Business
U.S. Stock Futures Drop After Israel Strikes Iran Amid Tariff Concerns

New York City, NY — U.S. stock futures fell sharply on Thursday night following Israel‘s military airstrike on Iran. Futures linked to the Dow Jones Industrial Average decreased by 611 points, falling nearly 1.4%. The S&P 500 lost approximately 1.6%, while Nasdaq futures also dropped 1.6%.
Israel’s Defense Minister, Israel Katz, declared a special state of emergency after the attack. Two U.S. officials confirmed that there would be no American involvement or assistance in this conflict. In response to the unfolding situation, Brent crude prices surged over 7%, reflecting growing market tensions.
Markets had been optimistic earlier in the week, buoyed by positive economic indicators such as a 0.1% rise in the producer price index for May.

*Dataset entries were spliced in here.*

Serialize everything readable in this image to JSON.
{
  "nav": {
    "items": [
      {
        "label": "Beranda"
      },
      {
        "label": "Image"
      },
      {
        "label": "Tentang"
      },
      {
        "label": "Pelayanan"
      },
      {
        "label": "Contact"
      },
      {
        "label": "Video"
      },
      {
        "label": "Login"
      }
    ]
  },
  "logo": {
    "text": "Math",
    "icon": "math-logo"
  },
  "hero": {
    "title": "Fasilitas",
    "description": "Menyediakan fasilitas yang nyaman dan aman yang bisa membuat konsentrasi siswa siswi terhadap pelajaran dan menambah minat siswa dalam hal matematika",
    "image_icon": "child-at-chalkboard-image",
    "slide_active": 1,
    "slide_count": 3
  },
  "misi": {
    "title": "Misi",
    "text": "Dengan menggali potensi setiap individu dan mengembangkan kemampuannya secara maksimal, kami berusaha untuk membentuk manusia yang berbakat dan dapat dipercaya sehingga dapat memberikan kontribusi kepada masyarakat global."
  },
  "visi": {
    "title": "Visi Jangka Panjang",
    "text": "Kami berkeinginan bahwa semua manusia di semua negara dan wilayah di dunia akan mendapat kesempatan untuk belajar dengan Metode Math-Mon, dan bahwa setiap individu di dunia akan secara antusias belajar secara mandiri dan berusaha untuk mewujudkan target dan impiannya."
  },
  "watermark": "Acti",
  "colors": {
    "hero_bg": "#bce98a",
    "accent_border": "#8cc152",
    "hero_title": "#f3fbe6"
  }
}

This number was below the 0.2% increase anticipated by economists, leading to easier bond yields and improved investor sentiment. The S&P 500 had approached its all-time high, being less than 2% away.
Despite the earlier positive trends, apprehensions from investors regarding potential tariff policies from the White House led to market hesitance. Treasury Secretary Scott Bessent mentioned that the Trump administration might extend the current 90-day tariff pause beyond the July 9 deadline, contingent on nations showing “good faith” in trade negotiations. President Trump raised concerns about imposing unilateral tariffs, especially regarding discussions with Japan and South Korea.
As trading progressed, the major stock indices showed resilience, with the S&P 500 up nearly 0.8% and the Nasdaq Composite poised for a 0.7% gain, making it a third consecutive week of positive returns.
Investors are now awaiting the preliminary June reading from the University of Michigan’s consumer sentiment report, which is anticipated to shed light on economic conditions.